Saturday, as a day, is largely lost to my recollection. Other than an uneventful trip to the mechanic’s to pick up St. Phoenix from her surgery (which fixed the sputtering, but left her somewhat anemic) my day was spent twisting upon a bed of sickness, racked by the effects of we-still-know-not-what-but-we-guess-it-was-the-gyros. Aaron and Sheldon did a bit of puttering, a bit of exploring, and a bit of shopping, and brought me back apples to eat when my gastrointestinal system would permit no substance else.

We spent the full next day at Ceja, La Paz’s open-air market. We went there principally hunting after cheap souvenirs, and a certain South American instrument, the Charango. We’d been told that out of all South America, Bolivia’s prices were the best, and out of all Bolivia, there was no place with Charango deals like Ceja. Imagine a sea of small tarp-tent booths stretching literally for miles, up streets, down streets, through alleys, filling plazas and shutting down roundabouts. Hardwear, headwear, footwear, toiletries, pastries, laundry, car-care, second-hand-clothing, furniture, piles of junk, knock-off athletic gear, music…Ceja trounces Wal-Mart in size, options, and low prices (but only on Thursdays and Sundays). After hours of hunting, we found our Charangos, and after several more hours of shopping, we squeezed into a taxi loaded down with plastic bags of Bolivian merchandise.

Next day was the Death Road Tour. We rose at 7:30, and made our way to the touring office, where we ate a pleasant breakfast, and signed one of the most thoroughly binding waivers I’ve laid these luckless peepers ‘pon. It explained, in essence, that if anything went wrong for any reason whatsoever, including negligence of the company, they were absolved of responsibility.

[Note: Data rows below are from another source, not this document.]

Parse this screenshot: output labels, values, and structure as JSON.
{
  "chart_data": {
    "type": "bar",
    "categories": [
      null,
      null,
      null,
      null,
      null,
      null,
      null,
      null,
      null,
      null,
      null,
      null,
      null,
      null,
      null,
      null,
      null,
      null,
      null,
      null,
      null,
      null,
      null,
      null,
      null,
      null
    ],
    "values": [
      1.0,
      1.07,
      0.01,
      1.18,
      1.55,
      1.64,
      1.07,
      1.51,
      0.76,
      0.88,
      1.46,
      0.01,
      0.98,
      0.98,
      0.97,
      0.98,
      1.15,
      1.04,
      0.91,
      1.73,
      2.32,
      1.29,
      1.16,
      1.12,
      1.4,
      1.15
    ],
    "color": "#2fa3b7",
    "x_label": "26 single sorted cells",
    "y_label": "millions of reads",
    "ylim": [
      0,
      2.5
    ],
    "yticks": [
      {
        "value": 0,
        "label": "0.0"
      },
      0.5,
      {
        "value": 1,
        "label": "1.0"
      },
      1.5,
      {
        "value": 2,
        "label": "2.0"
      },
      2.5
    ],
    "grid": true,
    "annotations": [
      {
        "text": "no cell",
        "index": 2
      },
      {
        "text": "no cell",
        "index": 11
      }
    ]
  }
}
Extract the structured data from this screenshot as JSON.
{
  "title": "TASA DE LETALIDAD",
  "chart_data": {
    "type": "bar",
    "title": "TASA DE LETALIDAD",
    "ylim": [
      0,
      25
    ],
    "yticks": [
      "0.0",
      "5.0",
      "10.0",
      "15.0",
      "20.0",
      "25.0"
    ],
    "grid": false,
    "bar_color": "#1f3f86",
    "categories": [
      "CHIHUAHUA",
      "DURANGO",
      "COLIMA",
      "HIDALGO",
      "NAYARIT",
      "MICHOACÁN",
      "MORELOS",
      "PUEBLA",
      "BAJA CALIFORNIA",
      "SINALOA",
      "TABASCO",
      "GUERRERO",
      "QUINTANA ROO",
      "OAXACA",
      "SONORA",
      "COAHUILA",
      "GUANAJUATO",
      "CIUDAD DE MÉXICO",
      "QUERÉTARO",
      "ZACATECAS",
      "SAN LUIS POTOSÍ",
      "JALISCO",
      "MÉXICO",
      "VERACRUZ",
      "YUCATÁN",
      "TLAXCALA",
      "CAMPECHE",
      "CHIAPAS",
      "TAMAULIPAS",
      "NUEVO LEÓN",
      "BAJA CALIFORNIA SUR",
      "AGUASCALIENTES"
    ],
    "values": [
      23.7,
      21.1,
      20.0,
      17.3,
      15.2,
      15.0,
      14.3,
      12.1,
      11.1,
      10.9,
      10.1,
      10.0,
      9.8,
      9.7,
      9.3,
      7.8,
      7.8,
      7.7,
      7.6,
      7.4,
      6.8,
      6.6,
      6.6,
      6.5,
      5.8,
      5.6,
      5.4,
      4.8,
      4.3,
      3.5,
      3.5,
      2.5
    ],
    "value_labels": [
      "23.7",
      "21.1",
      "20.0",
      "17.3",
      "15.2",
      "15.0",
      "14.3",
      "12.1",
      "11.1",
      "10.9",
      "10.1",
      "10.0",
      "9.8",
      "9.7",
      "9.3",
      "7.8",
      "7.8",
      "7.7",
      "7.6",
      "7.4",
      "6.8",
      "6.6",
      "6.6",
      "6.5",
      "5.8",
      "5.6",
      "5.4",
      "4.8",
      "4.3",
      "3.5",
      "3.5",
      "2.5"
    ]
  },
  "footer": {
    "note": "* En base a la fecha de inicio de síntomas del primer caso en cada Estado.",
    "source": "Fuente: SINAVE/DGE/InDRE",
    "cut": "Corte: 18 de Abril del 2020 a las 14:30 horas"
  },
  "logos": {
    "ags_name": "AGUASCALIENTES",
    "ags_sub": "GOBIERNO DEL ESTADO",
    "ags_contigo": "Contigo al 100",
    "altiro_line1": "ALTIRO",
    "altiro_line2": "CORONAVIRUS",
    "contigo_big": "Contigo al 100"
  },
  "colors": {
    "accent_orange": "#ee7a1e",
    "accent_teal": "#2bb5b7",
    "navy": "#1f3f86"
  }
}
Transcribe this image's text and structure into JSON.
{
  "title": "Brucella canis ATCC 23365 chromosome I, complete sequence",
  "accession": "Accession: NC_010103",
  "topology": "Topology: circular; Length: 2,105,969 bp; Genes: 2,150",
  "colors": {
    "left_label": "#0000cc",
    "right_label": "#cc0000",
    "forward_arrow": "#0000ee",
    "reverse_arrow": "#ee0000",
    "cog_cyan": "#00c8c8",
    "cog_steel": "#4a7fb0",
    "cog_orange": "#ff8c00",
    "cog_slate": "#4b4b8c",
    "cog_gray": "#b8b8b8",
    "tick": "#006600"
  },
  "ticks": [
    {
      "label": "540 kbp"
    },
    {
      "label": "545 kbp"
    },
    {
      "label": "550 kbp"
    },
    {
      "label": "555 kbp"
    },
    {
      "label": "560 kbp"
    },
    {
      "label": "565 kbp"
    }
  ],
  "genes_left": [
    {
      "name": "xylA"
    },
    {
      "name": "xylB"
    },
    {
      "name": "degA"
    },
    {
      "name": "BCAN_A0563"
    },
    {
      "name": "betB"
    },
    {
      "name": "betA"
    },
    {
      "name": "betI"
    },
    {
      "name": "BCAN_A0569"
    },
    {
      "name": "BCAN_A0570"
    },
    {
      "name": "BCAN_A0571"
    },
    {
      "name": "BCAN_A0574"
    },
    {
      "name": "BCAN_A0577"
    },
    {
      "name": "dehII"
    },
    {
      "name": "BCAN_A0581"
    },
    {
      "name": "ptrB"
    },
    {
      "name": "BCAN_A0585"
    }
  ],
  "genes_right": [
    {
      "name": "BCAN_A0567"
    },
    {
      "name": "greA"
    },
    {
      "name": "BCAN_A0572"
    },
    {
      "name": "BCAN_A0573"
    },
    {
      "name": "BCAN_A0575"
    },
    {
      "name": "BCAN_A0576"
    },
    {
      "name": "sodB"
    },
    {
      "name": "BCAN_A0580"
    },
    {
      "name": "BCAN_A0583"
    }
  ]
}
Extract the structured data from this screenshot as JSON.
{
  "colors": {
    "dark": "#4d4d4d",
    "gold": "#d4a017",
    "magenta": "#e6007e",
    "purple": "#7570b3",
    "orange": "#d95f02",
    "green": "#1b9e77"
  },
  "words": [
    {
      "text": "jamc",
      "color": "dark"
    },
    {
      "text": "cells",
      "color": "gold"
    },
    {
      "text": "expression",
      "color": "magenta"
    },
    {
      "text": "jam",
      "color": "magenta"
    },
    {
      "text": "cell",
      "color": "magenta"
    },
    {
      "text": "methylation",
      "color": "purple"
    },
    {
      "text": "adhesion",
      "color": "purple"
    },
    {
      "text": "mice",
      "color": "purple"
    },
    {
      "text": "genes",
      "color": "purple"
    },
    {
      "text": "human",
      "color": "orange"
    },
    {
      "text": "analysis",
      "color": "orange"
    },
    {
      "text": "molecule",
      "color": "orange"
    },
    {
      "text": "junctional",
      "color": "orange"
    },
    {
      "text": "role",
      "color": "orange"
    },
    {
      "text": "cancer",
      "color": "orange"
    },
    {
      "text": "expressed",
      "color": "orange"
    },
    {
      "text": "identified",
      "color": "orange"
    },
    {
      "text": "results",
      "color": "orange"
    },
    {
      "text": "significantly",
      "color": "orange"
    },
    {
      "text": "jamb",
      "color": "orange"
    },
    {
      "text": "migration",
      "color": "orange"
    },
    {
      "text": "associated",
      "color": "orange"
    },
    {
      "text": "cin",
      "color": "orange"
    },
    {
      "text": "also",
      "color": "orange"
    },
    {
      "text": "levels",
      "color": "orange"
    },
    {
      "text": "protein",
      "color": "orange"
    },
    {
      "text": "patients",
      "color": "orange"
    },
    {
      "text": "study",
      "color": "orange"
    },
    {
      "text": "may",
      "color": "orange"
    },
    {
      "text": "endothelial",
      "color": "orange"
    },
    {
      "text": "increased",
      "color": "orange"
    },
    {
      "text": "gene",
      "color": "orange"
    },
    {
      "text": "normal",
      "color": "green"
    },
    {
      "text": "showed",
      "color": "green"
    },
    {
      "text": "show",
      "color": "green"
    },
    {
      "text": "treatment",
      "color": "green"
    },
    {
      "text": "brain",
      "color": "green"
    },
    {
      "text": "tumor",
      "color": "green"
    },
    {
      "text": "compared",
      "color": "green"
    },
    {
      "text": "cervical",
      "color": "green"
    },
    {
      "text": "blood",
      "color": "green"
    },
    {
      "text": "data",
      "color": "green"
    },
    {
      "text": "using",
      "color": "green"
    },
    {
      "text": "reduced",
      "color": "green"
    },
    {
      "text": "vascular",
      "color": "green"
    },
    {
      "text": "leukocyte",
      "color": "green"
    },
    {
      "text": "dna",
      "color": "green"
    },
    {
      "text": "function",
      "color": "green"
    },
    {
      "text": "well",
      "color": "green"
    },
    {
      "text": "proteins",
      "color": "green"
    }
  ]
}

Thanks, we’re sure to your prayers and Providence, we successfully navigated the World’s Most Dangerous Road, first whizzing--no word will fit but ‘whiz’--down 21 k of asphalt in  25 minutes or so, and then spending a number of hours raging--no word but ‘rage’--down the gravel remainder, some 40 k. The ride was bouncy and treacherous, full of large rocks and infinite drop-offs, but the riding was a rush, and when we reached the restaurant at the bottom (they have these things for tourists) we were sweat-drenched and satisfied.